OpenAI just simplified the AI game with GPT-5, replacing their confusing lineup of models with one unified family that's smarter, faster, and accessible to everyone. The model family includes three variants - GPT-5, GPT-5 Pro, and GPT-5 Mini - with the base GPT-5 now available to free users under usage limits (higher limits for Plus subscribers, unlimited for Pro users).

Here's what makes it special: GPT-5 uses a real-time router that switches thinking on and off based on the task complexity, delivering state-of-the-art performance on coding, writing, math, and health benchmarks. The Pro version ($200/month) thinks longer with scaled parallel test-time compute to provide the most comprehensive answers, while GPT-5 Mini kicks in when free and Plus users hit rate limits.

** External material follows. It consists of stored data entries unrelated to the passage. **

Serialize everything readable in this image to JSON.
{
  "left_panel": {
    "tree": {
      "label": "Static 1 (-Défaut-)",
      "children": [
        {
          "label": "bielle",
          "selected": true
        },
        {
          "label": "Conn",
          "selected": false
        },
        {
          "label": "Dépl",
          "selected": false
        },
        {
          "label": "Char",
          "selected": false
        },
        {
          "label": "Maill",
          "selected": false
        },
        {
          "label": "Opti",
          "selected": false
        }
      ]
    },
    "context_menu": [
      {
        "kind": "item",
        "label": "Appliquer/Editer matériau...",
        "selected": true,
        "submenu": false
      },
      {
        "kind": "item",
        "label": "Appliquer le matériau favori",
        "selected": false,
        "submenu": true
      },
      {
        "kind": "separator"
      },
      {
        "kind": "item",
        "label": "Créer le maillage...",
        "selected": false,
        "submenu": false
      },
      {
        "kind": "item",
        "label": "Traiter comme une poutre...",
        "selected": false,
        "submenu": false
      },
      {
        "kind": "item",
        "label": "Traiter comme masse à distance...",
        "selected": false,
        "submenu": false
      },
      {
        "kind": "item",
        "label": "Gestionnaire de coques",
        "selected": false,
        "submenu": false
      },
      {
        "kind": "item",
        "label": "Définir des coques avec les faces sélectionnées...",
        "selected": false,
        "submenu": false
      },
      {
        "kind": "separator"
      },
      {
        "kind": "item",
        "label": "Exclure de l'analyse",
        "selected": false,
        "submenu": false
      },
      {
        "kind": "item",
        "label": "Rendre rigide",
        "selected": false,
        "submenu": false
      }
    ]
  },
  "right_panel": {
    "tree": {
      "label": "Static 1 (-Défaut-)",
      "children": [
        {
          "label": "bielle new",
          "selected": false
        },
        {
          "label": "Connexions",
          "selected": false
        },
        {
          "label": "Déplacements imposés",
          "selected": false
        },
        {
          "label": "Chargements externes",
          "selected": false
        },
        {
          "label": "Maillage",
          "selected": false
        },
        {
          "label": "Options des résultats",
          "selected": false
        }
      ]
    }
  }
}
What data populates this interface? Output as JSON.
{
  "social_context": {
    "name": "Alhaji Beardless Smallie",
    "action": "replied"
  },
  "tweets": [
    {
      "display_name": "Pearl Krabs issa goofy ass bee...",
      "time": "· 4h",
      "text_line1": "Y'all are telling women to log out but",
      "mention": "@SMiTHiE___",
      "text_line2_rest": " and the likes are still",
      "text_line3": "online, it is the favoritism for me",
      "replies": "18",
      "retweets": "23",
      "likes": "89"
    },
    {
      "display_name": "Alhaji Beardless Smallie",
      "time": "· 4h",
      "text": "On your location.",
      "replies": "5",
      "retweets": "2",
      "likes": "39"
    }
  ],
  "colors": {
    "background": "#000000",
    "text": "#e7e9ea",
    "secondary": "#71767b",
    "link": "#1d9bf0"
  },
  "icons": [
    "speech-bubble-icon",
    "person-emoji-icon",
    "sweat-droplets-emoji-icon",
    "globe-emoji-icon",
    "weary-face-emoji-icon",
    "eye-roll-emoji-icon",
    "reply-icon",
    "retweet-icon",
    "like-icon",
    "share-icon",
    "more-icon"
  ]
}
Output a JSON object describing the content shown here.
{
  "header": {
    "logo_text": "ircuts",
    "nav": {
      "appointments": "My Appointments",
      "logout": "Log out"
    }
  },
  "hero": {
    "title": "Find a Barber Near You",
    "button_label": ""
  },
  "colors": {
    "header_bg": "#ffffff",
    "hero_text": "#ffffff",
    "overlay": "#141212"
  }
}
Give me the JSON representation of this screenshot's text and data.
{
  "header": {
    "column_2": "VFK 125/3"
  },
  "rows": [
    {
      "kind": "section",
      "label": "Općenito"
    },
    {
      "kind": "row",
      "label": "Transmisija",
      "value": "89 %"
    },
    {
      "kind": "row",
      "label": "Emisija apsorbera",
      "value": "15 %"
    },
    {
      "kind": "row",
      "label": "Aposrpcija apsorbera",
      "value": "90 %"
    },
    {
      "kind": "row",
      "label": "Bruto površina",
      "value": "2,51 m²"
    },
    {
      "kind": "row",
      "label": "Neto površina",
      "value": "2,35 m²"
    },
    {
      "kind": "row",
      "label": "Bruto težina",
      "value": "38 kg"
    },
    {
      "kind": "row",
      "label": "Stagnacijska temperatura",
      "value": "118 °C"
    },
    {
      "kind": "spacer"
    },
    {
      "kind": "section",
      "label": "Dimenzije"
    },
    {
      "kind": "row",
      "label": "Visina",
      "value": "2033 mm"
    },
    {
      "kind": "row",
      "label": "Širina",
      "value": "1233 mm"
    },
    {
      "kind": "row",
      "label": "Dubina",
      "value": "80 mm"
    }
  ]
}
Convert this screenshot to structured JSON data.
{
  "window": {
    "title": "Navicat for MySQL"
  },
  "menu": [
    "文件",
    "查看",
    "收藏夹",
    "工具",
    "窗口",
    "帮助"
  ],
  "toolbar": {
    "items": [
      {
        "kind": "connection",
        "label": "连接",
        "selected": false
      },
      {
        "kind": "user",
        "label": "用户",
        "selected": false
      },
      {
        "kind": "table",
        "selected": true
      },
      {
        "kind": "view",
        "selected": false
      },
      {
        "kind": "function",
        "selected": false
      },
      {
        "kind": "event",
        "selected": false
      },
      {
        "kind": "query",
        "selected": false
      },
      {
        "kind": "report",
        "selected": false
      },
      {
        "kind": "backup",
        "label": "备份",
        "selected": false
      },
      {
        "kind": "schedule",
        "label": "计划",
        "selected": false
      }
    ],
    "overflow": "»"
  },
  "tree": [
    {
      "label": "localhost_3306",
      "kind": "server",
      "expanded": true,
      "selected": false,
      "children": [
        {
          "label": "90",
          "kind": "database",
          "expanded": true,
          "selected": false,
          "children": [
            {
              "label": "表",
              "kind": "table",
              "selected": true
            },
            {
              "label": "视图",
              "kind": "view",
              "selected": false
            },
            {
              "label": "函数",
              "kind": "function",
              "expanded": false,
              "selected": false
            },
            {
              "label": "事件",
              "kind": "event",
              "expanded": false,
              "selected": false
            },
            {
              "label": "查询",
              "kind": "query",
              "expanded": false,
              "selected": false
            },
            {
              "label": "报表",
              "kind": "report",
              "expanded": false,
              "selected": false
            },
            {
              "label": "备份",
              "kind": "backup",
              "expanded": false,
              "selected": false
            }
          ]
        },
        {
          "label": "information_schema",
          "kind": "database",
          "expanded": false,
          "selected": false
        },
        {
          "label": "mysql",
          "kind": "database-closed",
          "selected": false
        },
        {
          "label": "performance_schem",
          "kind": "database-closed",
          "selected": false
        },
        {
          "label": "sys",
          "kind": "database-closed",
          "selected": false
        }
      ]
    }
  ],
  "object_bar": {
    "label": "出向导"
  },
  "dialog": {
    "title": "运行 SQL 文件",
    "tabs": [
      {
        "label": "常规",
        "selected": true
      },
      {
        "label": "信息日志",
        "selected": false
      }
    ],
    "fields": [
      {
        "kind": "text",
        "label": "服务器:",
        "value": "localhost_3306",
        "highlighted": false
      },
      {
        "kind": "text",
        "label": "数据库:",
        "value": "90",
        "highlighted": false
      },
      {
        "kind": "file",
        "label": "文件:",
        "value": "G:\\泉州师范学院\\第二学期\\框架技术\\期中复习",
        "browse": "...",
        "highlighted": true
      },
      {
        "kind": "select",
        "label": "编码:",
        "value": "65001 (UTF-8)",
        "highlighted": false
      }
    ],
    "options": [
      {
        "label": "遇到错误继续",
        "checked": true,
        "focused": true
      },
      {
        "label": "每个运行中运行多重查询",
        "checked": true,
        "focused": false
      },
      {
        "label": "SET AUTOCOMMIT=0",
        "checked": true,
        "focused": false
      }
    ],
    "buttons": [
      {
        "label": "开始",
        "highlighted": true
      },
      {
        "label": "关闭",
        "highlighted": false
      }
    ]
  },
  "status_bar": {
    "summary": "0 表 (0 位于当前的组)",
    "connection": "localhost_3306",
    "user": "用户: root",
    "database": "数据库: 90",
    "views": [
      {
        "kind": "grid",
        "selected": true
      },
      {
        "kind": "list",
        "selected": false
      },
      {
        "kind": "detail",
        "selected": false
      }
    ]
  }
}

OpenAI claims these models hallucinate less, are more honest about their limitations, and communicate clearly when they can or cannot handle a task. It's essentially giving everyone access to a PhD-level assistant that can tackle elite problem-solving tasks.

The big picture? This move simplifies the user experience and democratises access to cutting-edge AI. The only question is how long OpenAI can maintain this edge with Anthropic, Google, and Chinese AI giants breathing down their necks in this fast-moving race.

Oh, but it’s worth mentioning that despite all this brilliance, apparently GPT-5 still can't count the Ts in "Tennessee" properly. 🤷‍♂️

🔗 Read more here: - OpenAI Introducing GPT-5

Real-life use case: Complex analysis, advanced reasoning, creative writing, and coding across all skill levels—from free users to enterprise teams.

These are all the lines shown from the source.